Yaşamak Bir Ağaç Gibi Tek ve Hür, Ve Bir Orman Gibi Kardeşçesine...

Misak-i Milli içinde...

Site Menüsü
Saat
Site Haritası
GÜNEYDOĞU ÇOK AMA ÇOK ÖNEMLİ GELİŞMELERE GEBE

 

GÜNEYDOĞU ÇOK AMA ÇOK ÖNEMLİ GELİŞMELERE GEBE


Türk televizyonları, Türk gazeteleri Tunus, Mısır, Libya, Bahreyn, Suriye, hatta İran’da yaşanan “halk kalkışmaları”nı oldukça detaylı veriyorlar ama Güneydoğu’da yaşanan “halk kalkışması” medyada nedense hak ettiği yeri bulamıyor.

Şükür bizde devlet isyancılara silah çekmiyor ama ister adına “sivil itaatsizlik” deyin, ister “demokratik özerklik”, Kürtlerin çoğunluk olduğu illerde artık “devlet otoritesi”nden bahsetmek çok zor.

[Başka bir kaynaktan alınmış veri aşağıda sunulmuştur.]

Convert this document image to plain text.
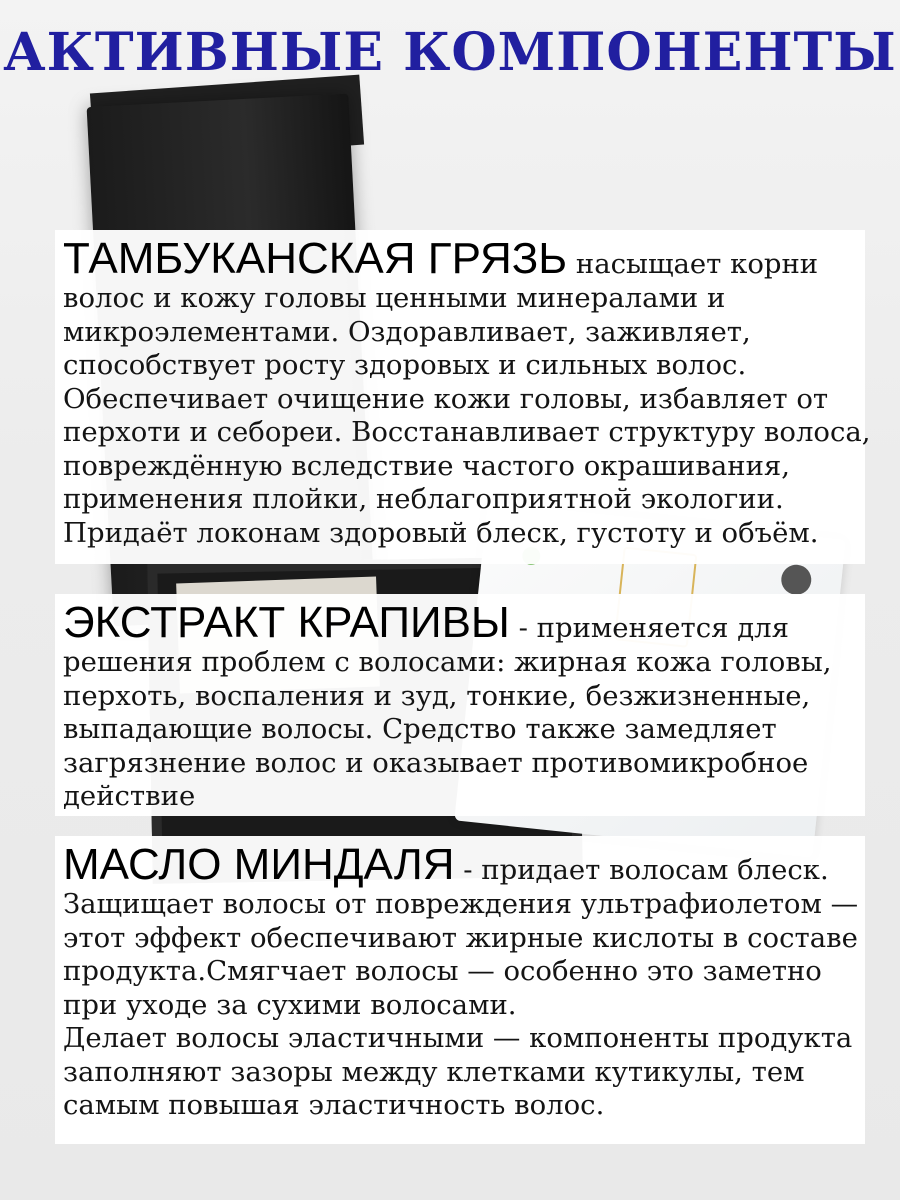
АКТИВНЫЕ КОМПОНЕНТЫ
ТАМБУКАНСКАЯ ГРЯЗЬ насыщает корни
волос и кожу головы ценными минералами и
микроэлементами. Оздоравливает, заживляет,
способствует росту здоровых и сильных волос.
Обеспечивает очищение кожи головы, избавляет от
перхоти и себореи. Восстанавливает структуру волоса,
повреждённую вследствие частого окрашивания,
применения плойки, неблагоприятной экологии.
Придаёт локонам здоровый блеск, густоту и объём.
ЭКСТРАКТ КРАПИВЫ - применяется для
решения проблем с волосами: жирная кожа головы,
перхоть, воспаления и зуд, тонкие, безжизненные,
выпадающие волосы. Средство также замедляет
загрязнение волос и оказывает противомикробное
действие
МАСЛО МИНДАЛЯ - придает волосам блеск.
Защищает волосы от повреждения ультрафиолетом —
этот эффект обеспечивают жирные кислоты в составе
продукта.Смягчает волосы — особенно это заметно
при уходе за сухими волосами.
Делает волосы эластичными — компоненты продукта
заполняют зазоры между клетками кутикулы, тем
самым повышая эластичность волос.
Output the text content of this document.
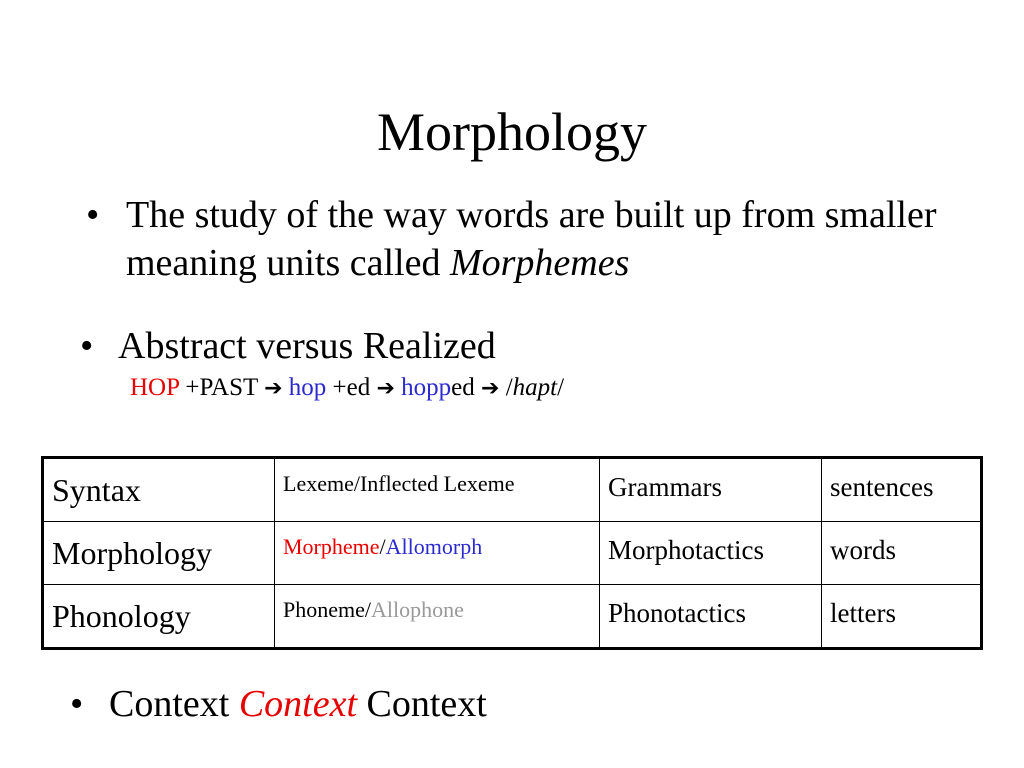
Morphology
• The study of the way words are built up from smaller meaning units called Morphemes
• Abstract versus Realized
HOP +PAST ➔ hop +ed ➔ hopped ➔ /hapt/
Syntax	Lexeme/Inflected Lexeme	Grammars	sentences
Morphology	Morpheme/Allomorph	Morphotactics	words
Phonology	Phoneme/Allophone	Phonotactics	letters
• Context Context Context
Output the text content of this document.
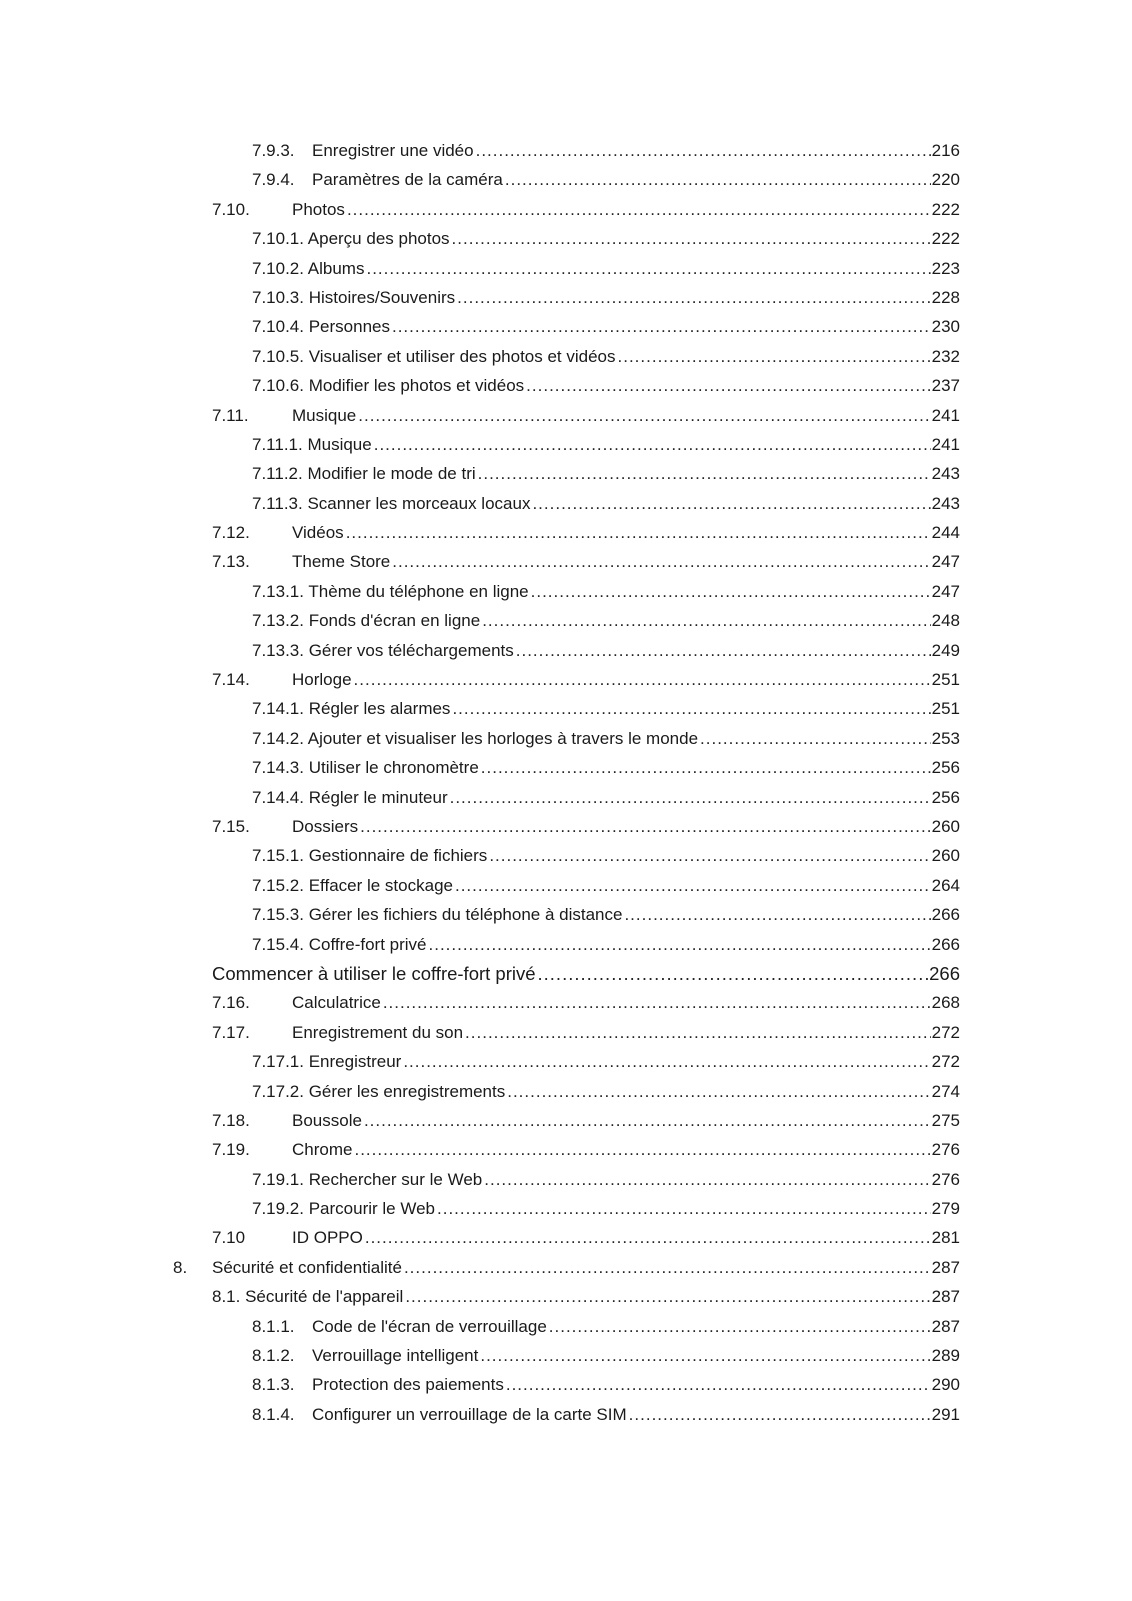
7.9.3. Enregistrer une vidéo .....	216
7.9.4. Paramètres de la caméra .....	220
7.10. Photos .....	222
7.10.1. Aperçu des photos .....	222
7.10.2. Albums .....	223
7.10.3. Histoires/Souvenirs .....	228
7.10.4. Personnes .....	230
7.10.5. Visualiser et utiliser des photos et vidéos .....	232
7.10.6. Modifier les photos et vidéos .....	237
7.11.	Musique .....	241
7.11.1. Musique .....	241
7.11.2. Modifier le mode de tri .....	243
7.11.3. Scanner les morceaux locaux .....	243
7.12. Vidéos .....	244
7.13. Theme Store .....	247
7.13.1. Thème du téléphone en ligne .....	247
7.13.2. Fonds d'écran en ligne .....	248
7.13.3. Gérer vos téléchargements .....	249
7.14. Horloge .....	251
7.14.1. Régler les alarmes .....	251
7.14.2. Ajouter et visualiser les horloges à travers le monde .....	253
7.14.3. Utiliser le chronomètre .....	256
7.14.4. Régler le minuteur .....	256
7.15. Dossiers .....	260
7.15.1. Gestionnaire de fichiers .....	260
7.15.2. Effacer le stockage .....	264
7.15.3. Gérer les fichiers du téléphone à distance .....	266
7.15.4. Coffre-fort privé .....	266
Commencer à utiliser le coffre-fort privé .....	266
7.16. Calculatrice .....	268
7.17. Enregistrement du son .....	272
7.17.1. Enregistreur .....	272
7.17.2. Gérer les enregistrements .....	274
7.18. Boussole .....	275
7.19. Chrome .....	276
7.19.1. Rechercher sur le Web .....	276
7.19.2. Parcourir le Web .....	279
7.10	ID OPPO .....	281
8. Sécurité et confidentialité .....	287
8.1. Sécurité de l'appareil .....	287
8.1.1. Code de l'écran de verrouillage .....	287
8.1.2. Verrouillage intelligent .....	289
8.1.3. Protection des paiements .....	290
8.1.4. Configurer un verrouillage de la carte SIM .....	291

Üstelik, Kürtler PKK’dan da korkuyorlar ama “sivil itaatsizliğin” çok önemli bir ayağı kendiliğinden yaşanan (spontan) gelişmeler.

Artık, bölgede yaşayan her türlü “tatsızlığı” PKK’ya yüklemek de genel kabul görmüyor!

                            ***

En son Uludere’de 12 teröristin TSK tarafından öldürülmesi Güneydoğu’da kıyameti kopardı.

Son olayla ilgili çeşitli görüşler var ve her biri birbirinden vahim.

Bu iddialardan sadece birisinin doğru olması Diyarbakır meydanlarını, Ahmet Türk’ün dediği gibi “Tahriri Meydanı”na çevirebilir. Görüşler şöyle:

                            ***

1)Klasik görüş, her seçim öncesi olduğu gibi PKK’nın yine teröre başvurmak için hazırlık yaptığını, TSK’nın da ön adım alarak ülkeye saldıracak teröristleri sınırda bertaraf ettiğini savunuyor. Görüş, geçen haftalarda Kastamonu’da yaşanan “AKP konvoyuna yapılan garip saldırıyı” ve Apo’nun “kıyamet 15 Hazirandan sonra kopacak” tehdidini kendisini doğrulayacak örnekler olarak kullanıyor.

                            ***

2)BDP, saldırıların ardında AKP Hükümeti’nin olduğunu, Güneydoğu’da çatışmayı tırmandırarak AKP’nin Batı illerinden milliyetçi MHP oylarını çalmaya çalıştığını iddia ediyor.

 

Bu görüşe göre AKP TSK’yı kışkırtıyor! Misilleme olarak BDP “sivil itaatsizlik”ten tutun, seçimi boykot etmeyi, hatta Kürt ağırlıklı illere 12 Haziran günü seçim sandığı sokmama tehditlerini dile getiriyor.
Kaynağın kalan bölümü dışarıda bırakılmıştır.